4 May 2010
Exchange of Preference Shares for Ordinary Shares
Lloyds Banking Group plc ("Lloyds Banking Group") announces that it is in the process of concluding a limited number of privately negotiated trades to repurchase approximately:
(i) U.S.$161,000,000 of its 5.92 per cent. Non-Cumulative Fixed to Floating Rate Preference Shares (ISIN: USG5533WAB30/US539439AD11 (ADRs); GB00B3KSBJ07 (preference shares)); and
(ii) U.S.$136,000,000 of its 6.267 per cent. Non-Cumulative Fixed to Floating Rate Preference Shares (ISIN: US539439AB54/ US539439AA71 (ADRs); XS0460002693 (preference shares)),
(together, the "Preference Shares") for cash (the "Cash Amount") on 7 May 2010.
Assuming that all such Preference Shares are repurchased, the resulting Cash Amount will be applied in the payment up and issue to the sellers of such Preference Shares of approximately 200,000,000 ordinary shares of 10 pence each in the share capital of Lloyds Banking Group (the "Ordinary Shares") on or around 7 May 2010.
Application will be made for the Ordinary Shares to be admitted to listing on the Official List of the UK Listing Authority and to trading on the main market of the London Stock Exchange plc from on or around 7 May 2010.
It is expected that the repurchased Preference Shares will be cancelled on or around 11 May 2010.
For further information:
Investor Relations
Michael Oliver +44 (0) 20 7356 2167
Director of Investor Relations
Email: michael.oliver@ltsb-finance.co.uk
Moira d'Arcy +44 (0) 20 7356 2164
Head of Debt Investor Relations
Email: moira.d'arcy@ltsb-finance.co.uk
Media Relations
Sara Evans +44 (0) 20 7356 2075
Media Relations Manager
Email: sara.evans2@lloydstsb.co.uk
This announcement is not an offer for sale of any Ordinary Shares or any other securities of Lloyds Banking Group plc.

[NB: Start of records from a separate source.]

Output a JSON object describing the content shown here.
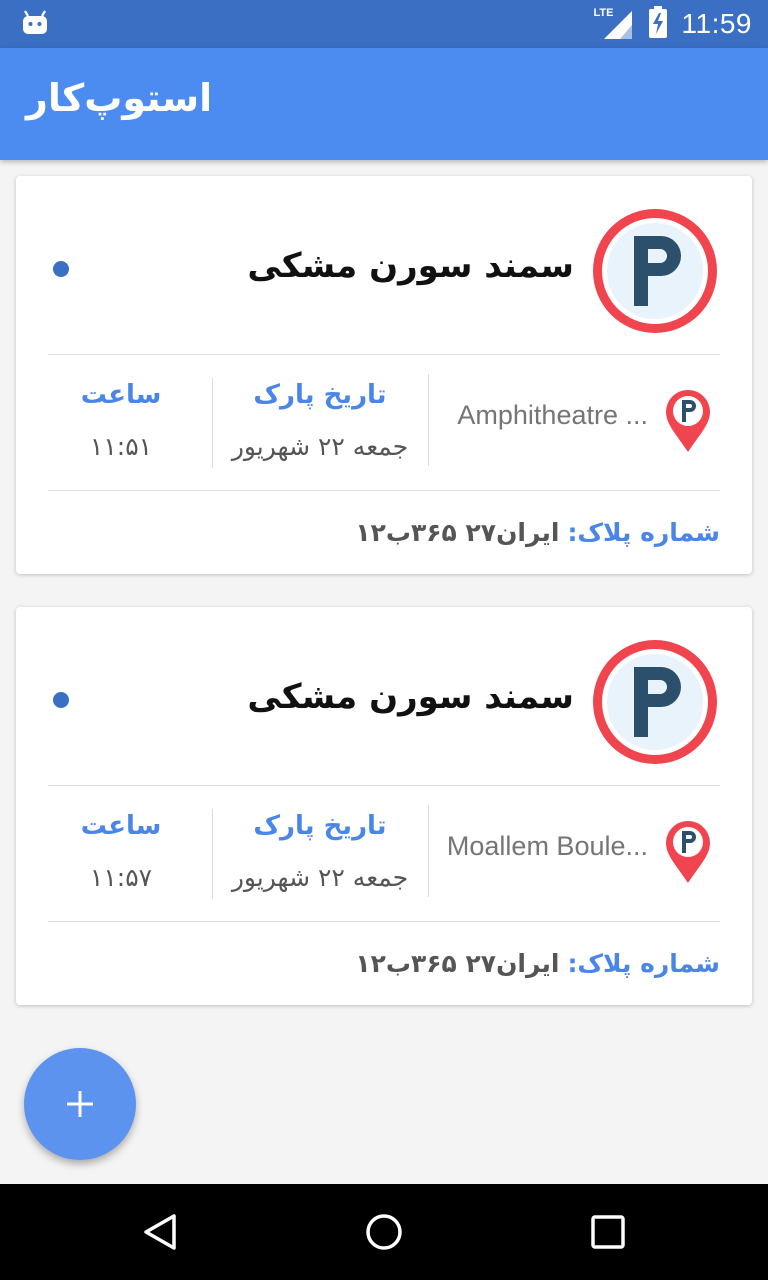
{
  "status_bar": {
    "time": "11:59",
    "network": "LTE",
    "icons": [
      "android-icon",
      "lte-signal-icon",
      "battery-charging-icon"
    ]
  },
  "app_bar": {
    "title": "استوپ‌کار"
  },
  "parkings": [
    {
      "car_name": "سمند سورن مشکی",
      "location": "Amphitheatre ...",
      "date_label": "تاریخ پارک",
      "date_value": "جمعه ۲۲ شهریور",
      "time_label": "ساعت",
      "time_value": "۱۱:۵۱",
      "plate_label": "شماره پلاک:",
      "plate_value": "ایران۲۷ ۳۶۵ب۱۲"
    },
    {
      "car_name": "سمند سورن مشکی",
      "location": "Moallem Boule...",
      "date_label": "تاریخ پارک",
      "date_value": "جمعه ۲۲ شهریور",
      "time_label": "ساعت",
      "time_value": "۱۱:۵۷",
      "plate_label": "شماره پلاک:",
      "plate_value": "ایران۲۷ ۳۶۵ب۱۲"
    }
  ],
  "fab": {
    "icon": "plus-icon"
  },
  "colors": {
    "status_bar": "#3b6fc4",
    "app_bar": "#4c8bf0",
    "accent": "#4a86e8",
    "fab": "#5b93ef",
    "badge_ring": "#f0454f",
    "badge_letter": "#2c4f6c"
  }
}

This announcement does not constitute a prospectus and no prospectus for the purposes of EU Directive 2003/71/EC and the applicable implementing measures will be published relating to the Ordinary Shares and/or the issue and subscription thereof.
This announcement and the information contained herein do not contain or constitute an offer for sale or the solicitation of an offer to purchase securities in the United States. The securities referred to herein have not been and will not be registered under the US Securities Act of 1933, as amended (the "Securities Act"), and may not be offered or sold in the United States absent registration under the Securities Act or an available exemption from, or in a transaction not subject to, the registration requirements of the Securities Act.